Nubian women sell fruit and flowers on the streets of Alexandria to-day, but once their kings ruled all Egypt and defeated the armies of Rome. They became early converts to Christianity but later adopted Mohammedanism.
The Egypt of to-day is a land of mighty hotels and multitudinous tourists. For years it has been estimated that Americans alone spend several million dollars here every winter, and the English, French, and other tourists almost as much. It is said that in the average season ten thousand Americans visit the Nile valley and that it costs each one of them at least ten dollars for every day of his stay.

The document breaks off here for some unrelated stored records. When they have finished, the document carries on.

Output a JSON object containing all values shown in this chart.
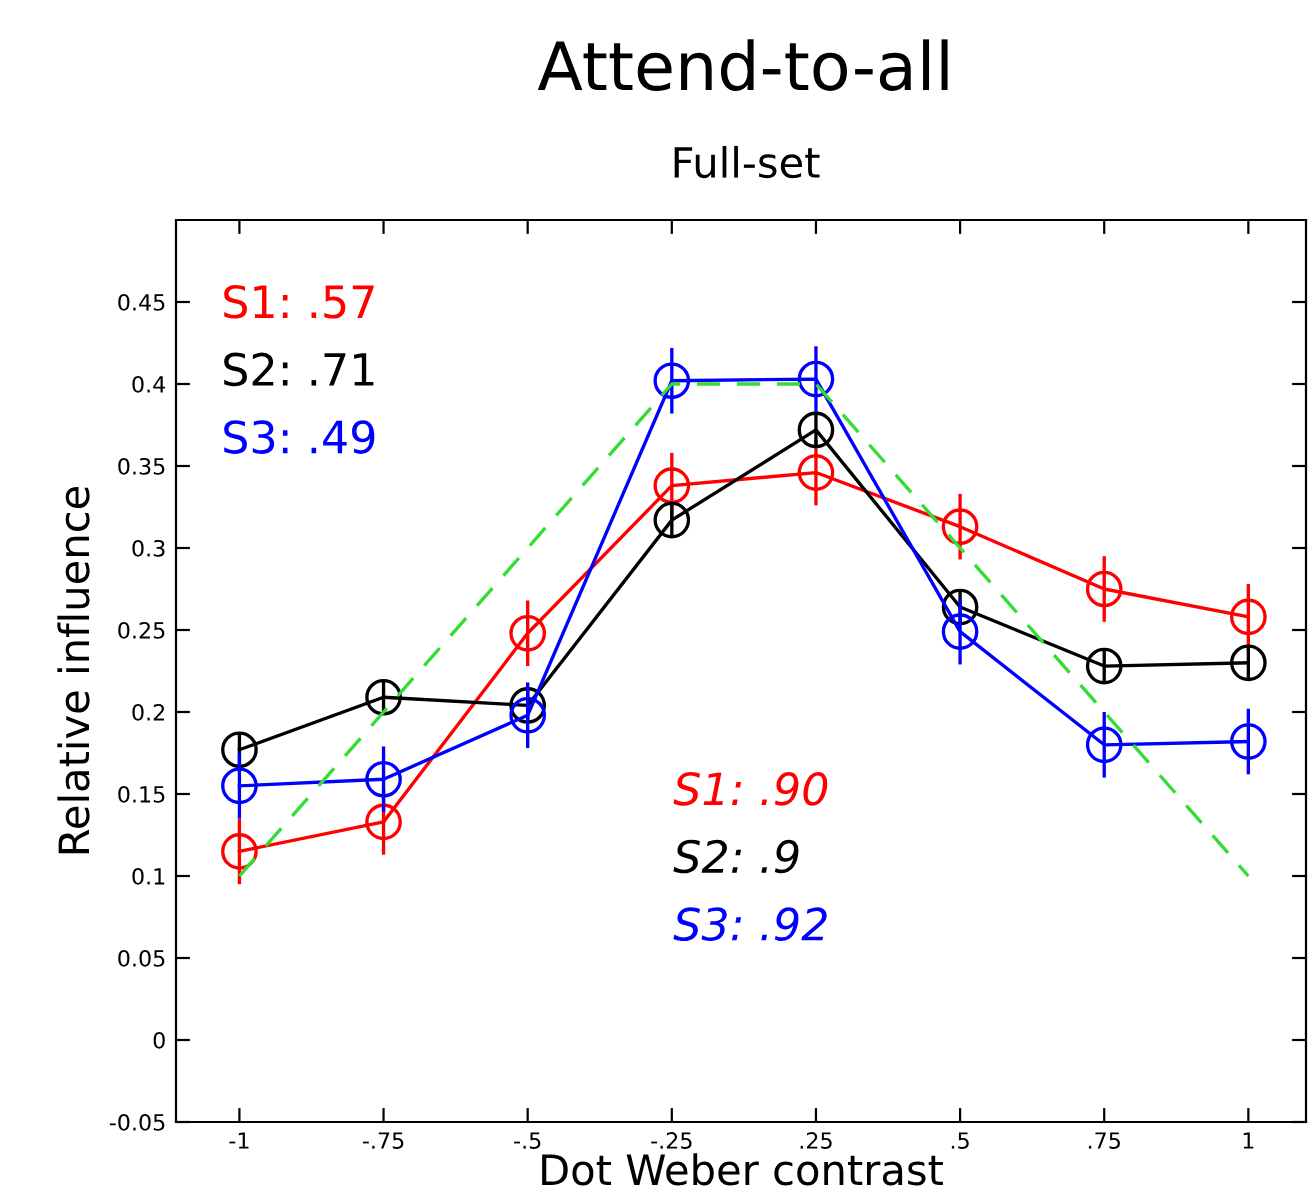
{
  "chart_data": {
    "type": "line",
    "title": "Attend-to-all",
    "subtitle": "Full-set",
    "xlabel": "Dot Weber contrast",
    "ylabel": "Relative influence",
    "categories": [
      "-1",
      "-.75",
      "-.5",
      "-.25",
      ".25",
      ".5",
      ".75",
      "1"
    ],
    "series": [
      {
        "color": "#ff0000",
        "values": [
          0.115,
          0.133,
          0.248,
          0.338,
          0.346,
          0.313,
          0.275,
          0.258
        ],
        "errors": [
          0.02,
          0.02,
          0.02,
          0.02,
          0.02,
          0.02,
          0.02,
          0.02
        ]
      },
      {
        "color": "#000000",
        "values": [
          0.177,
          0.209,
          0.204,
          0.317,
          0.372,
          0.264,
          0.228,
          0.23
        ],
        "errors": [
          0.01,
          0.01,
          0.01,
          0.01,
          0.01,
          0.01,
          0.01,
          0.01
        ]
      },
      {
        "color": "#0000ff",
        "values": [
          0.155,
          0.159,
          0.198,
          0.402,
          0.403,
          0.249,
          0.18,
          0.182
        ],
        "errors": [
          0.02,
          0.02,
          0.02,
          0.02,
          0.02,
          0.02,
          0.02,
          0.02
        ]
      },
      {
        "color": "#33dd33",
        "values": [
          0.1,
          0.2,
          0.3,
          0.4,
          0.4,
          0.3,
          0.2,
          0.1
        ],
        "marker": "none",
        "line_style": "dashed"
      }
    ],
    "annotations": [
      "S1: .57",
      "S2: .71",
      "S3: .49",
      "S1: .90",
      "S2: .9",
      "S3: .92"
    ],
    "marker": "circle",
    "line_style": "solid",
    "grid": false,
    "legend": false,
    "ylim": [
      -0.05,
      0.5
    ],
    "yticks": [
      -0.05,
      0,
      0.05,
      0.1,
      0.15,
      0.2,
      0.25,
      0.3,
      0.35,
      0.4,
      0.45
    ]
  }
}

When I first visited this country the donkey was the chief means of transport, and men, women, and children went about on long-eared beasts, with Arab boys in blue gowns following behind and urging the animals along by poking sharp sticks into patches of bare flesh, as big as a dollar, which had been denuded of skin for the purpose. The donkey and the donkey boy are here still, but I can get a street car in Alexandria that will take me to any part of the town, and I frequently have to jump to get out of the way of an automobile. There are cabs everywhere, both Alexandria and Cairo having them by thousands.

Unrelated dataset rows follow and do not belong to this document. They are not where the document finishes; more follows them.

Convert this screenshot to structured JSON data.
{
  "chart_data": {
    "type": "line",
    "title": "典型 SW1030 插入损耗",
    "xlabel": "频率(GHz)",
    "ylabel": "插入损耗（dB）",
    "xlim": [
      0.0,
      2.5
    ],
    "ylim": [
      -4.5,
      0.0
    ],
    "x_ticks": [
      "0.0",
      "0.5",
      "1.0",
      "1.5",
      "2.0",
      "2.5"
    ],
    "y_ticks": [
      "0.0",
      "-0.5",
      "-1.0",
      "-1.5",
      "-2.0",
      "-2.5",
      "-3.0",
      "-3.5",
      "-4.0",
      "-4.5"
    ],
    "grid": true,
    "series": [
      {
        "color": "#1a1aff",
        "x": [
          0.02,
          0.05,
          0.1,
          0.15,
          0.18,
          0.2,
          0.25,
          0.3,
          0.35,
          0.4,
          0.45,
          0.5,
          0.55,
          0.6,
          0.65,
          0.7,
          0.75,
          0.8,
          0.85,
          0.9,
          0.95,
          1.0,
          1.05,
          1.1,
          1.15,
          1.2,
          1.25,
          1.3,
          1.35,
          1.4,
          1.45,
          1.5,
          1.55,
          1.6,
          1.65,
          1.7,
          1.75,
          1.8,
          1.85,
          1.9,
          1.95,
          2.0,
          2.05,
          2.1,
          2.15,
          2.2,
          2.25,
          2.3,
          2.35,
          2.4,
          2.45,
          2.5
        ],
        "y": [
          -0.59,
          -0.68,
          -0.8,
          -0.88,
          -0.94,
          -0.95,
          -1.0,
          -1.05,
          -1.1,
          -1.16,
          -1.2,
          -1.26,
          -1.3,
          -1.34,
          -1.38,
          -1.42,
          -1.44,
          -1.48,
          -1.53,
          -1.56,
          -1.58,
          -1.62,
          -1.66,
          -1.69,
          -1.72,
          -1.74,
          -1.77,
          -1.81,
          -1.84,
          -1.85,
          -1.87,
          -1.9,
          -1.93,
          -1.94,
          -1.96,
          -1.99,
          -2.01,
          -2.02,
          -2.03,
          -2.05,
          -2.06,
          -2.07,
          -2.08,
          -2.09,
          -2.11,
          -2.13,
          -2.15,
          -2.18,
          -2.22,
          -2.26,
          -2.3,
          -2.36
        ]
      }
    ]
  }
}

The new hotels are extravagant beyond description. In the one where I am now writing the rates are from eighty to one hundred piastres per day. Inside its walls I am as far from Old Egypt as I would be in the Waldorf Astoria in New York. The servants are French-speaking Swiss in “swallow-tails”, with palms itching for fees just as do those of their class in any modern city. In my bedroom there is an electric bell, and I can talk over the telephone to our Consul General at Cairo. On the register of the hotel, which is packed with guests, I see names of counts by the score and lords by the dozen. The men come to dinner in steel-pen coats and the women in low-cut evening frocks of silk and satin. There is a babel of English, French, and German in the lounge while the guests drink coffee after dinner, and the only evidences one perceives of a land of North Africa and the Moslems are the tall minarets which here and there reach above the other buildings of the city, and the voices of the muezzins as they stand beneath them and call the Mohammedans to prayer.
The financial changes that I have mentioned are by no means confined to the Christians. The natives have been growing rich, and the Mohammedans for the first time in the history of Egypt have been piling up money. Since banking and money lending are contrary to the Koran, the Moslems invest their surplus in real estate, a practice which has done much to swell all land values.

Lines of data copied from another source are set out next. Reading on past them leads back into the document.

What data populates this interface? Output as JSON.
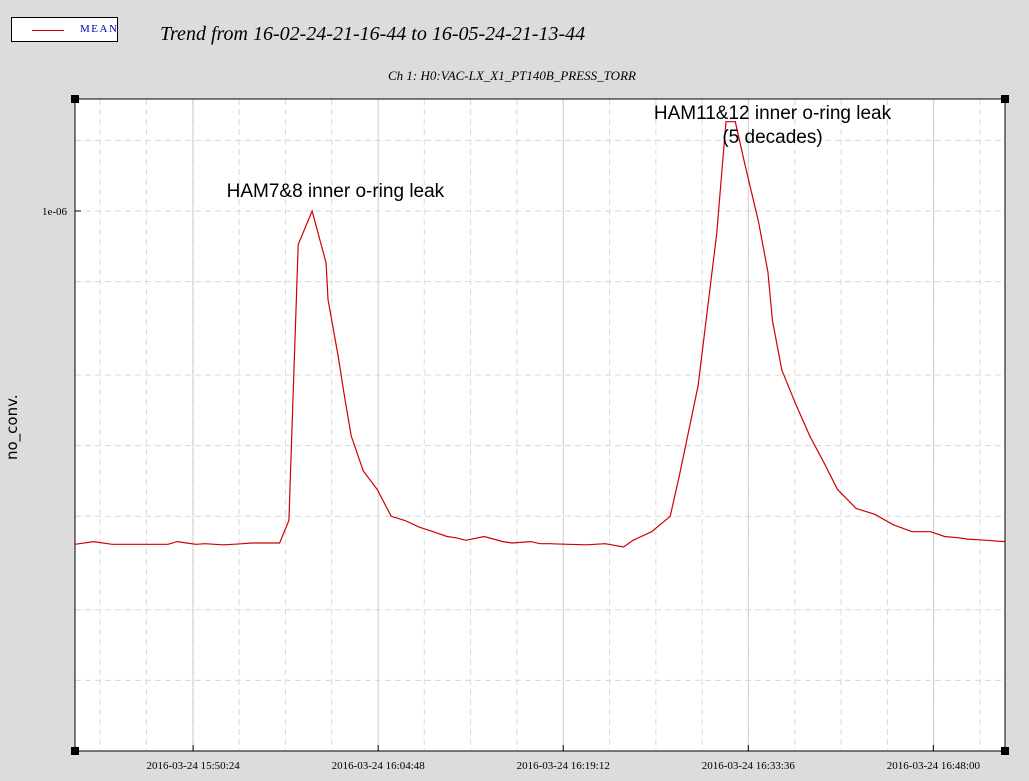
{
  "legend": {
    "label": "MEAN",
    "color": "#d00000"
  },
  "title": "Trend from 16-02-24-21-16-44 to 16-05-24-21-13-44",
  "chart_data": {
    "type": "line",
    "subtitle": "Ch 1: H0:VAC-LX_X1_PT140B_PRESS_TORR",
    "ylabel": "no_conv.",
    "xlabel": "",
    "y_scale": "log",
    "y_tick_labels": [
      {
        "value": 1e-06,
        "label": "1e-06"
      }
    ],
    "x_tick_labels": [
      "2016-03-24 15:50:24",
      "2016-03-24 16:04:48",
      "2016-03-24 16:19:12",
      "2016-03-24 16:33:36",
      "2016-03-24 16:48:00"
    ],
    "x_tick_positions": [
      0.127,
      0.326,
      0.525,
      0.724,
      0.923
    ],
    "xlim_fraction": [
      0,
      1
    ],
    "ylim": [
      5e-09,
      3e-06
    ],
    "grid": true,
    "annotations": [
      {
        "text": "HAM7&8 inner o-ring leak",
        "x": 0.28,
        "y": 1e-06,
        "lines": [
          "HAM7&8 inner o-ring leak"
        ]
      },
      {
        "text": "HAM11&12 inner o-ring leak\n(5 decades)",
        "x": 0.75,
        "y": 1.7e-06,
        "lines": [
          "HAM11&12 inner o-ring leak",
          "(5 decades)"
        ]
      }
    ],
    "series": [
      {
        "name": "MEAN",
        "color": "#d00000",
        "x": [
          0.0,
          0.02,
          0.04,
          0.07,
          0.09,
          0.1,
          0.11,
          0.12,
          0.13,
          0.14,
          0.15,
          0.16,
          0.17,
          0.18,
          0.19,
          0.2,
          0.21,
          0.22,
          0.23,
          0.24,
          0.255,
          0.27,
          0.272,
          0.283,
          0.29,
          0.297,
          0.31,
          0.325,
          0.34,
          0.355,
          0.37,
          0.385,
          0.4,
          0.41,
          0.42,
          0.44,
          0.46,
          0.47,
          0.49,
          0.5,
          0.51,
          0.53,
          0.55,
          0.57,
          0.59,
          0.6,
          0.62,
          0.64,
          0.65,
          0.67,
          0.69,
          0.7,
          0.71,
          0.72,
          0.735,
          0.745,
          0.75,
          0.76,
          0.775,
          0.79,
          0.805,
          0.82,
          0.84,
          0.86,
          0.88,
          0.9,
          0.92,
          0.935,
          0.95,
          0.96,
          0.98,
          1.0
        ],
        "y": [
          3.8e-08,
          3.9e-08,
          3.8e-08,
          3.8e-08,
          3.8e-08,
          3.8e-08,
          3.9e-08,
          3.85e-08,
          3.8e-08,
          3.82e-08,
          3.8e-08,
          3.78e-08,
          3.8e-08,
          3.82e-08,
          3.85e-08,
          3.85e-08,
          3.85e-08,
          3.85e-08,
          4.8e-08,
          7.2e-07,
          1e-06,
          6e-07,
          4.2e-07,
          2.4e-07,
          1.6e-07,
          1.1e-07,
          7.8e-08,
          6.5e-08,
          5e-08,
          4.8e-08,
          4.5e-08,
          4.3e-08,
          4.1e-08,
          4.05e-08,
          3.95e-08,
          4.1e-08,
          3.9e-08,
          3.85e-08,
          3.9e-08,
          3.82e-08,
          3.82e-08,
          3.8e-08,
          3.78e-08,
          3.82e-08,
          3.7e-08,
          3.95e-08,
          4.3e-08,
          5e-08,
          7.5e-08,
          1.8e-07,
          8e-07,
          2.4e-06,
          2.4e-06,
          1.6e-06,
          9e-07,
          5.5e-07,
          3.4e-07,
          2.1e-07,
          1.5e-07,
          1.1e-07,
          8.5e-08,
          6.5e-08,
          5.4e-08,
          5.1e-08,
          4.6e-08,
          4.3e-08,
          4.3e-08,
          4.1e-08,
          4.05e-08,
          4e-08,
          3.95e-08,
          3.9e-08
        ]
      }
    ]
  }
}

Egypt is still a country of the Egyptians, notwithstanding the overlordship of the British and the influx of foreigners. It has now more than ten million people. Of these, three out of every four are either Arabs or Copts. Most of them are Mohammedans, although there are, all told, something like eight hundred and sixty thousand Copts, descendants of the ancient Egyptians, who have a rude kind of Christianity, and are, as a body, better educated and wealthier than the Mussulmans.
The greater part of the foreign population of Egypt is to be found in Alexandria and Cairo, and in the other towns of the Nile valley, as well as in Suez and Port Said. There are more of the Greeks than of any other nation. For more than two thousand years they have been exploiting the Egyptians and the Nile valley and are to-day the sharpest, shrewdest, and most unscrupulous business men in it. They do much of the banking and money lending and until the government established banks of its own and brought down the interest rate they demanded enormous usury from the Egyptian peasants. It is said that they loaned money on lands and crops at an average charge of one hundred and fifty per cent. per annum.